この義賊の首謀者は宇海零、通称“ゼロ”(加藤シゲアキ)。その他のメンバーには真鍋チカラ(加藤諒)、佐島ヒロシ(岡山天音)、早乙女スナオ(杉野遥亮)がいる。

 この3人が、どうにもダメなのだ。いきなり、犯行グループであるヤクザの末崎さくら(ケンドーコバヤシ)に拉致られてしまっている。無能なだけじゃない。特に、チカラは薄情だ。自分だけ助かりたくて「ゼロに利用されただけなんです!」とアピールする始末。

 ちなみに、ゼロの職業は学習塾講師。「神授業をする」と話題になるほど優秀だが、勉強が理解できない生徒がいると授業の進行をストップさせるのが玉にキズ。わかるまで付きっきりで解説するのが常である。

 この、面倒見がよく放っておけない性分が、チカラらとの関係にも影響する。窮地に陥る3人の居場所を突き止め、ゼロはわざわざ助けに行ったのだ。

 そこへ、資産100兆を超える実業家・在全無量(梅沢富美男)と幹部の後藤峰子(小池栄子)が現れた。そして、在全グループの後継者を決める選抜ゲームに参加しろとゼロたちに告げる。一同は、人生の一発逆転を狙う若者が集うゲーム会場「ドリームキングダム」を訪れた。

 彼らを待ち受けていたのは、振られたサイコロの目を当てるゲーム。参加者は予想する目のサークル内で待機し、もし間違えれば誤答のサークル上へ巨大な鉄球が落下する、その名も「鉄球サークル」である。

 答えを外したら、即死は免れそうにない。しかし、峰子は「ゲーム終了時にサークル内にいて、そして生きていられた者は、目を当てられなくてもクリア」とおかしなことを言う。

 漫画原作があるドラマのつらいところだ。Twitterでは「サークルの端に座れば鉄球に当たらないだろ?」とリアルタイムで予測する視聴者が続出した。この読み、正解なのだ。中にはガチで予想した視聴者もいるだろうが、原作を読んでいた視聴者も少なくなかったはず。だから、ドラマならではの設定の肉付けが急務だと言っている。

■『LIAR GAME』に似ていながら、決定的に不足しているもの

 もちろん、原作とドラマに差異がないわけではない。例えば、ゼロの年齢と職業が原作とは違う。それに、原作版の「鉄球サークル」で死者は出なかったのに、ドラマ版では出ている。映像化に際してより悲惨に仕上げるなんて、なかなか珍しいケースではないか。あと、在全の側近が原作版では男性だったのに、ドラマ版では女性の峰子になっている。

 ゲームの進行を取り仕切るのが女性。ここ、おそらく多くの視聴者は既視感を覚えたはずだ。峰子の役割が、『LIAR GAME』(フジテレビ系)のエリー(吉瀬美智子)とほぼ一緒に見える。事実、SNS上では「ライアーゲームみたい」というツイートが散見された。実写化に際し、わざと意識したか?

 しかし、比較対象としてはなかなか手ごわい作品である。『LIAR GAME』はゴールデンへ進出し、映画版まで制作された名作。残念ながら、『ゼロ 一獲千金ゲーム』はその域まで達していない。

 何が足りないか。本作は、とにかく見ていてハラハラドキドキしないのが歯がゆい。漫画を読んでいる時は、確かにドキドキしたのに!

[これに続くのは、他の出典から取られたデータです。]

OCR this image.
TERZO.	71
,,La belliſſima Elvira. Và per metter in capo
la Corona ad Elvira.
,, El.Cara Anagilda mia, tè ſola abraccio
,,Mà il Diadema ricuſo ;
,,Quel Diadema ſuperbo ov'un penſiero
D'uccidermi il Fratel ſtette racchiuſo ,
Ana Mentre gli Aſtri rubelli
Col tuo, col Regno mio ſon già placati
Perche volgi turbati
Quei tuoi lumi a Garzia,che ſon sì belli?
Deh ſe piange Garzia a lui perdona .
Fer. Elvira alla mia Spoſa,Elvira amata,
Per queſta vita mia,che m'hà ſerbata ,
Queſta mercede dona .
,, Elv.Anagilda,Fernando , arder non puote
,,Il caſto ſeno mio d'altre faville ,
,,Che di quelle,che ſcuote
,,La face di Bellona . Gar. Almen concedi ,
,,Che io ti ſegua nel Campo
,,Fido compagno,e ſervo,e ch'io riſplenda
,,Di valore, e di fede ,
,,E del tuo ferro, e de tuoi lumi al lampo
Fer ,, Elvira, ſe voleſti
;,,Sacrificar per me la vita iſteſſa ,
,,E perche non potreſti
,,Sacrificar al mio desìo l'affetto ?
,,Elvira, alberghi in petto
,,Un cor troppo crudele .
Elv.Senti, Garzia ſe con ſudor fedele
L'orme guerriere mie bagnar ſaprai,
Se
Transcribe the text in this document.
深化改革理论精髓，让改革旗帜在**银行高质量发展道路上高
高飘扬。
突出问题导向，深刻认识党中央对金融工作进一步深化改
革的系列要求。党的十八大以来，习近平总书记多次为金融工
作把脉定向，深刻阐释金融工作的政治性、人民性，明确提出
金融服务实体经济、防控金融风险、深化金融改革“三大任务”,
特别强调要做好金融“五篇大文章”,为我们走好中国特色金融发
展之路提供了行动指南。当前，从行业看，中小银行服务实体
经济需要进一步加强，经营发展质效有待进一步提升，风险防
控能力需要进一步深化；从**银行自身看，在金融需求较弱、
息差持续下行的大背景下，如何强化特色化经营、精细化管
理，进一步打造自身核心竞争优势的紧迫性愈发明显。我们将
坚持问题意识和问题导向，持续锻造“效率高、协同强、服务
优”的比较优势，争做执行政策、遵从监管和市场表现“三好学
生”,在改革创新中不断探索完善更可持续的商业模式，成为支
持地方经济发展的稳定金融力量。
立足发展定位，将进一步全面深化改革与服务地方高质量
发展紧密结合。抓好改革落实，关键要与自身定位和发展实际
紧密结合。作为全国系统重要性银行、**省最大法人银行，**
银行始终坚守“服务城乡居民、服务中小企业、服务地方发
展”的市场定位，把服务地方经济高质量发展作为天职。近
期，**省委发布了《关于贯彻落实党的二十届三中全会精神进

 ドラマ版のゼロは、なぜか妙に余裕が見える。原作版の彼は、もっとギリギリだった。悩み、逡巡し、スレスレのところでゲームをクリアしていた。ゲームと対峙する彼の内面の揺れ動きに、感情移入しやすい人間臭さがあった。

 あと、ドラマ版で初登場となる新ゲームもやはり欲しい。どの視聴者にとっても初見となる、未知の障壁。それがあればこそ、ようやくハラハラできる。

 原作版は、頭のおかしいゲームが続出した。「あれを再現できるのか?」という楽しみもないではない。でも、既存のゲームばかりだと正直しんどい。原作版の中には再現困難なゲームもあったので、「いつかオリジナルのゲームも登場するはず」と淡い期待を抱いていたい。

 ちなみに、第2話ではNEWSの増田貴久がゼロの高校時代の同級生・カズヤ役で出演する模様。その情報が告知されるや、熱を帯びるファンの様子がTwitter上では垣間見られた。この反応が象徴的だった。正直、現時点ではNEWSのことを好きでないと見ていてつらいドラマである。福本伸行が好きで視聴したファンもいるはずなのに。

 元の原作は文句なしにいいのだから、ドラマ版にも挽回の目はあると信じたい。